Green beans are one of my favorite parts of the summer season. Fresh and tender green beans make a perfect pair to any meal. Lovingly hand-picked local beans are much more likely to be unbroken and unbruised, keeping moisture and nutrients in. And, as usual for tender summer veggies, nothing tastes as good! But, there are some things you should know about green beans.
SEASON: Late June through September
GROWING: Beans produce numerous harvests from the same plants, and take well to summer heat if watered enough.
SHOPPING TIP: Good fresh beans should be firm and SNAP when you bend them. You can buy ‘em big or skinny, but avoid ones that have big bulgy beans under the skin, which might mean it’s overgrown and tough.
VITAMINS AND MINERALS: Very high in vitamin K, which helps blood clotting and bone strength, plus vitamins A, C, some potassium and iron.
STORAGE: In a bag in the fridge, green beans will last 4-5 days before they begin to loose their crispness and nutrients.
PREPARATION:
– Rinse in cool water, then snap the stem-end off. No need to snip the curved, pointed end – it’s perfectly tender, and pretty too. Modern varieties are bred without strings along the bean-side, but with an heirloom variety, you may need to peel it away when removing stem end.
BASIC COOKING
– Steaming preserves vitamins more than boiling. Place prepped beans in a steamer or strainer set into a large pot of water. Cover and bring water to a boil. Test one after 5 minutes; larger beans may need longer.
– Stir-frying, a.k.a sautéing: heat a tablespoon of oil in a skillet over fairly high heat, & add prepped beans. Stir almost constantly for about 3 minutes, until they turn emerald green & are just cooked through.
– Chilled for salads: Steam beans, and once beans are barely cooked – still a little crispy – run them under cold water to cool and set color. Spread out on a dishtowel, gently patting dry.
SERVING IDEAS
– Serve chilled over green salad with toasted slivered almonds and your favorite dressing (simple vinaigrette is nice, as are buttermilk or ranch).
– Toss barely-cooked beans in a spoonful of pesto, tapenade, or aioli.
– Freshen up a holiday classic for summer – sauté green beans with a handful of quartered mushrooms. Stir in a dollop of sour cream, season, and top with a sprinkling of canned onion rings.
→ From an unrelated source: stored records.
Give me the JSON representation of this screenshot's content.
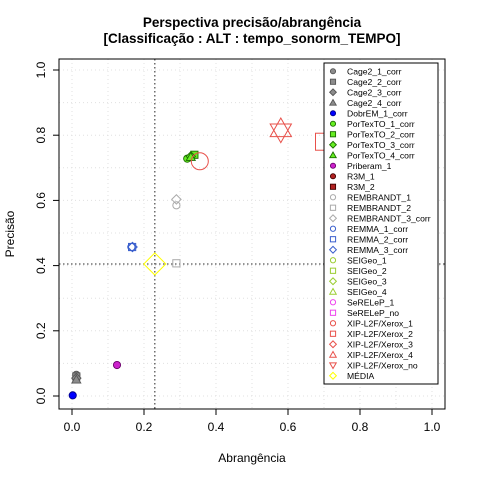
{
  "chart_data": {
    "type": "scatter",
    "title": "Perspectiva precisão/abrangência",
    "subtitle": "[Classificação : ALT : tempo_sonorm_TEMPO]",
    "xlabel": "Abrangência",
    "ylabel": "Precisão",
    "xlim": [
      0,
      1
    ],
    "ylim": [
      0,
      1
    ],
    "x_ticks": [
      "0.0",
      "0.2",
      "0.4",
      "0.6",
      "0.8",
      "1.0"
    ],
    "y_ticks": [
      "0.0",
      "0.2",
      "0.4",
      "0.6",
      "0.8",
      "1.0"
    ],
    "grid": true,
    "legend_position": "right",
    "reference_lines": {
      "x": 0.23,
      "y": 0.405
    },
    "series": [
      {
        "name": "Cage2_1_corr",
        "shape": "circle",
        "color": "#555555",
        "fill": "#8c8c8c",
        "points": [
          [
            0.012,
            0.065
          ]
        ]
      },
      {
        "name": "Cage2_2_corr",
        "shape": "square",
        "color": "#555555",
        "fill": "#8c8c8c",
        "points": [
          [
            0.012,
            0.06
          ]
        ]
      },
      {
        "name": "Cage2_3_corr",
        "shape": "diamond",
        "color": "#555555",
        "fill": "#8c8c8c",
        "points": [
          [
            0.012,
            0.055
          ]
        ]
      },
      {
        "name": "Cage2_4_corr",
        "shape": "triangle",
        "color": "#555555",
        "fill": "#8c8c8c",
        "points": [
          [
            0.012,
            0.05
          ]
        ]
      },
      {
        "name": "DobrEM_1_corr",
        "shape": "circle",
        "color": "#00008b",
        "fill": "#0000ff",
        "points": [
          [
            0.002,
            0.002
          ]
        ]
      },
      {
        "name": "PorTexTO_1_corr",
        "shape": "circle",
        "color": "#1a6b00",
        "fill": "#66ee22",
        "points": [
          [
            0.32,
            0.728
          ]
        ]
      },
      {
        "name": "PorTexTO_2_corr",
        "shape": "square",
        "color": "#1a6b00",
        "fill": "#66ee22",
        "points": [
          [
            0.34,
            0.74
          ]
        ]
      },
      {
        "name": "PorTexTO_3_corr",
        "shape": "diamond",
        "color": "#1a6b00",
        "fill": "#66ee22",
        "points": [
          [
            0.33,
            0.735
          ]
        ]
      },
      {
        "name": "PorTexTO_4_corr",
        "shape": "triangle",
        "color": "#1a6b00",
        "fill": "#66ee22",
        "points": [
          [
            0.33,
            0.733
          ]
        ]
      },
      {
        "name": "Priberam_1",
        "shape": "circle",
        "color": "#6a006a",
        "fill": "#cc22cc",
        "points": [
          [
            0.125,
            0.095
          ]
        ]
      },
      {
        "name": "R3M_1",
        "shape": "circle",
        "color": "#400000",
        "fill": "#b22222",
        "points": []
      },
      {
        "name": "R3M_2",
        "shape": "square",
        "color": "#400000",
        "fill": "#b22222",
        "points": []
      },
      {
        "name": "REMBRANDT_1",
        "shape": "circle-open",
        "color": "#aaaaaa",
        "fill": "none",
        "points": [
          [
            0.29,
            0.585
          ]
        ]
      },
      {
        "name": "REMBRANDT_2",
        "shape": "square-open",
        "color": "#aaaaaa",
        "fill": "none",
        "points": [
          [
            0.29,
            0.407
          ]
        ]
      },
      {
        "name": "REMBRANDT_3_corr",
        "shape": "diamond-open",
        "color": "#aaaaaa",
        "fill": "none",
        "points": [
          [
            0.29,
            0.603
          ]
        ]
      },
      {
        "name": "REMMA_1_corr",
        "shape": "circle-open",
        "color": "#3a5fcd",
        "fill": "none",
        "points": [
          [
            0.165,
            0.457
          ]
        ]
      },
      {
        "name": "REMMA_2_corr",
        "shape": "square-open",
        "color": "#3a5fcd",
        "fill": "none",
        "points": [
          [
            0.167,
            0.457
          ]
        ]
      },
      {
        "name": "REMMA_3_corr",
        "shape": "diamond-open",
        "color": "#3a5fcd",
        "fill": "none",
        "points": [
          [
            0.168,
            0.457
          ]
        ]
      },
      {
        "name": "SEIGeo_1",
        "shape": "circle-open",
        "color": "#9acd32",
        "fill": "none",
        "points": []
      },
      {
        "name": "SEIGeo_2",
        "shape": "square-open",
        "color": "#9acd32",
        "fill": "none",
        "points": []
      },
      {
        "name": "SEIGeo_3",
        "shape": "diamond-open",
        "color": "#9acd32",
        "fill": "none",
        "points": []
      },
      {
        "name": "SEIGeo_4",
        "shape": "triangle-open",
        "color": "#9acd32",
        "fill": "none",
        "points": []
      },
      {
        "name": "SeRELeP_1",
        "shape": "circle-open",
        "color": "#ee44ee",
        "fill": "none",
        "points": []
      },
      {
        "name": "SeRELeP_no",
        "shape": "square-open",
        "color": "#ee44ee",
        "fill": "none",
        "points": []
      },
      {
        "name": "XIP-L2F/Xerox_1",
        "shape": "circle-open",
        "color": "#e8504a",
        "fill": "none",
        "points": [
          [
            0.355,
            0.72
          ]
        ]
      },
      {
        "name": "XIP-L2F/Xerox_2",
        "shape": "square-open",
        "color": "#e8504a",
        "fill": "none",
        "points": [
          [
            0.7,
            0.78
          ]
        ]
      },
      {
        "name": "XIP-L2F/Xerox_3",
        "shape": "diamond-open",
        "color": "#e8504a",
        "fill": "none",
        "points": []
      },
      {
        "name": "XIP-L2F/Xerox_4",
        "shape": "triangle-open",
        "color": "#e8504a",
        "fill": "none",
        "points": [
          [
            0.58,
            0.82
          ]
        ]
      },
      {
        "name": "XIP-L2F/Xerox_no",
        "shape": "triangle-down-open",
        "color": "#e8504a",
        "fill": "none",
        "points": [
          [
            0.58,
            0.81
          ]
        ]
      },
      {
        "name": "MÉDIA",
        "shape": "diamond-open",
        "color": "#ffff00",
        "fill": "none",
        "points": [
          [
            0.23,
            0.405
          ]
        ]
      }
    ]
  }
}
I’ve got a great salad recipe for you that can be prepared in a snap! Watch for the green bean cooking demo at the Greater Springfield Farmers Market on July 19. Come on out to the market and watch our demo and learn about local foods.
French Green Bean Salad
½ pound prepped green beans 2 T. red wine vinegar
Big handful of cherry tomatoes ¼ cup olive oil
1 T. minced shallot, or red or white onion 1 T minced tarragon
In a bowl big enough for everything, stir together vinegar, olive oil, shallot or onion, tarragon (or other herb), and salt and pepper to taste. Cut tomatoes in half (or use diced regular tomato), and stir into dressing. Steam beans until just cooked – keep them on the crisp side. Cool off as above. Just before serving, stir beans into tomatoes & serve (if you do it ahead, the beans will go army-green, not so pretty).